Former Australian captain Ricky Ponting, who is now a cricket coach, has a very simple and interesting parameter to judge the capabilities of a player in T20 cricket. Ponting has not only coached Mumbai Indians to the title triumph in the IPL previously, but also guided the Delhi Capitals to the IPL playoffs earlier this year with a very young team. It’s probably safe to say that he knows a thing or two about the shortest format of the game.
As per Ponting, if you add the average and the strike rate of a player in T20 cricket and it crosses the 160 mark, it means the player is doing some sort of a job for the team. Either he is going hard at the opposition and making a short but defining impact on the game, or he is batting through the innings to allow others to play around him. But if the player is not crossing the 160 mark, he is below par.

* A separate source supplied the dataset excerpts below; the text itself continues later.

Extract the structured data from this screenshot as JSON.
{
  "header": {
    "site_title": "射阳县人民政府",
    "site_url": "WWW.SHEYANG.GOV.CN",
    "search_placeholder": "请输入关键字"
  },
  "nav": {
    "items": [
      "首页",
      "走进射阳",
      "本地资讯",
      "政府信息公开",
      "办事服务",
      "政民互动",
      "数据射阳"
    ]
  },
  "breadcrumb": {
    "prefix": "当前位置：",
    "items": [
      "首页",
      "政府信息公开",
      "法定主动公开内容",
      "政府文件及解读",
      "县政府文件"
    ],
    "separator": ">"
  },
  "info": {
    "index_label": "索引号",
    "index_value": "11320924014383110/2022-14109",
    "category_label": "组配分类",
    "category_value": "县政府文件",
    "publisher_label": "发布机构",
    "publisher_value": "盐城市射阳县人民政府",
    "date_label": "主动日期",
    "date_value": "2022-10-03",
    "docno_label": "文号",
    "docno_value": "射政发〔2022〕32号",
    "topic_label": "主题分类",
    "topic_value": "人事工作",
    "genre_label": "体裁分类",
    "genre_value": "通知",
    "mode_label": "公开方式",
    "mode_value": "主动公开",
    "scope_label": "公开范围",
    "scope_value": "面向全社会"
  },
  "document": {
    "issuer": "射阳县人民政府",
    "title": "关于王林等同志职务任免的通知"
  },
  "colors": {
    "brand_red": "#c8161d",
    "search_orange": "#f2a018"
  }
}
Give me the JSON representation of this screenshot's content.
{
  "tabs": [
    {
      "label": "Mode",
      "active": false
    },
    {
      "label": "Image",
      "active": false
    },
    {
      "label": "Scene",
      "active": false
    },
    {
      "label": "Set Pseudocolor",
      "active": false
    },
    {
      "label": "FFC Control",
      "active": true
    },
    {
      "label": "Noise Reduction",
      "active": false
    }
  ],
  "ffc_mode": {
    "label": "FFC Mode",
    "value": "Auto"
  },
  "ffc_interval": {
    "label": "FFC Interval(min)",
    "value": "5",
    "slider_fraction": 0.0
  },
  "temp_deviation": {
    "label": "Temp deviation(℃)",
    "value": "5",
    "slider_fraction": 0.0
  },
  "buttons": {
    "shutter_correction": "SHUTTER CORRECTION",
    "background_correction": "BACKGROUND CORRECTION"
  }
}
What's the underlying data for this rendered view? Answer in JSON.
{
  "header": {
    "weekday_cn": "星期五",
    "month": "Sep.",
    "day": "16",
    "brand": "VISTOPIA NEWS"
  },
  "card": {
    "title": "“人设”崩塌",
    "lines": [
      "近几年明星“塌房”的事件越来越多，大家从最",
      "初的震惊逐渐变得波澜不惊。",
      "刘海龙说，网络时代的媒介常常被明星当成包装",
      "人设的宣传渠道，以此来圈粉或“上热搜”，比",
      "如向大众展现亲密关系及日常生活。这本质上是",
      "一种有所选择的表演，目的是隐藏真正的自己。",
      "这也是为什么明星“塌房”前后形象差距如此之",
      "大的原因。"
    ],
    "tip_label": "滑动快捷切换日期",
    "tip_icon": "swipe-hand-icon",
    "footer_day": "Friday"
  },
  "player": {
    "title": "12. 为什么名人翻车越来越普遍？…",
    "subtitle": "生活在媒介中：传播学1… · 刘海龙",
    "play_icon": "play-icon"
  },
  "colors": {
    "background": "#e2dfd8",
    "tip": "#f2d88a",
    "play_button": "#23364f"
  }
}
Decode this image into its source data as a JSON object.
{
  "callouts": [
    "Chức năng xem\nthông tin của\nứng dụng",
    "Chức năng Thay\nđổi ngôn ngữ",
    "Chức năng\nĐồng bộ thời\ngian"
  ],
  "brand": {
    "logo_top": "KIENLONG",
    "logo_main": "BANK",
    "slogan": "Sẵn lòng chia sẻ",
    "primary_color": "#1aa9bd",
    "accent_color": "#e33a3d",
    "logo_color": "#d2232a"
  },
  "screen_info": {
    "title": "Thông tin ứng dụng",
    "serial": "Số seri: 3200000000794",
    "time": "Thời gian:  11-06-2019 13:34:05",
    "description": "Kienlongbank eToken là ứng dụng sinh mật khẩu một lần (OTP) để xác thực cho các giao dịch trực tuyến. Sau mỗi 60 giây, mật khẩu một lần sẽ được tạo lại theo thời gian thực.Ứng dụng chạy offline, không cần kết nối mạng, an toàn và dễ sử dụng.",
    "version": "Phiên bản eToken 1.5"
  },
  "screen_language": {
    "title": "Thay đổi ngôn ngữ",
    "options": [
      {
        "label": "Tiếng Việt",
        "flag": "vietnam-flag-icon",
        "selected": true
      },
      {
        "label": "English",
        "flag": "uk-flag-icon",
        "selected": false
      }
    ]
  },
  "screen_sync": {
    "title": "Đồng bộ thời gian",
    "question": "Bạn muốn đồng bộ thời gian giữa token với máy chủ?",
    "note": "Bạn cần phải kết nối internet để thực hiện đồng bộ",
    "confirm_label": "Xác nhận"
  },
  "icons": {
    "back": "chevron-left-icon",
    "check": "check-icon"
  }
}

Going by Ponting’s theory, if we add Dhawan’s average and strike rate in T20Is, it amounts to 156.84 - and he remains below the desired standard.
But that doesn’t give you the real picture. I have always been of the firm opinion that a player’s stats can’t be judged in black and white. Only a detailed analysis of the stats allows you to come to a conclusion about the player’s true capability in different conditions.
If we break down Dhawan’s T20I stats and see how he has gone about his business in Australia and South Africa, two countries where we get the bounciest of pitches, we will find that the 34-year old Delhi player is averaging 38 in Australia and striking at the rate of 168.14 per 100 balls. Meanwhile in South Africa, his average and strike rate are 47.67 and 153.76 respectively.
Now if we judge Dhawan on Ponting’s parameter in the Australian and South African conditions, or in simple words on bouncy pitches, he is well above the desired standard; the sum of his average and strike rate is above 200 in both the countries.
Why is that the case? If he is a good T20 player, he should score in all sorts of conditions, shouldn't he?
This would an absolutely be a valid argument in normal circumstances. But some players in cricket are conditions-oriented players, and Dhawan is one of them. Despite being born and brought up in India and having played all of his cricket in the country, Dhawan still doesn’t like slow pitches.
He is at his best when there is a little bit of pace in the track and the ball comes on to the bat nicely. He is not a driver of the ball. He waits for an opportunity to play the horizontal bat shots.
He likes to cut, he likes to pull and even when he is playing with a straight bat, he hits it on the up. Anything he plays through the covers is a punch most of the time, rather than a conventional drive.
In ODI cricket, Dhawan has decent numbers even on slow tracks because he can take his time to get accustomed to the slow nature of the pitch. But he doesn't have that allowance in T20 cricket where he has to get going straightaway; that’s why he struggles if the pitch is slow.
However, if the surface is true and he can trust the bounce of the pitch, there are very few players around the world who are as dangerous as him at the top of the order. The last time India toured Australia for a T20I series, Dhawan’s scores in the two innings that he played were 76 (42) and 41 (22), and he was declared the man of the series.
While Dhawan’s overall T20I stats suggest he falls in the category of mediocrity, he is actually a high quality player if the “conditions filter” is applied to those stats in the context of the next T20 World Cup venue. While deciding their opening pair for the grand occasion next year, India must not make a decision on Dhawan based on his “overall” T20I stats.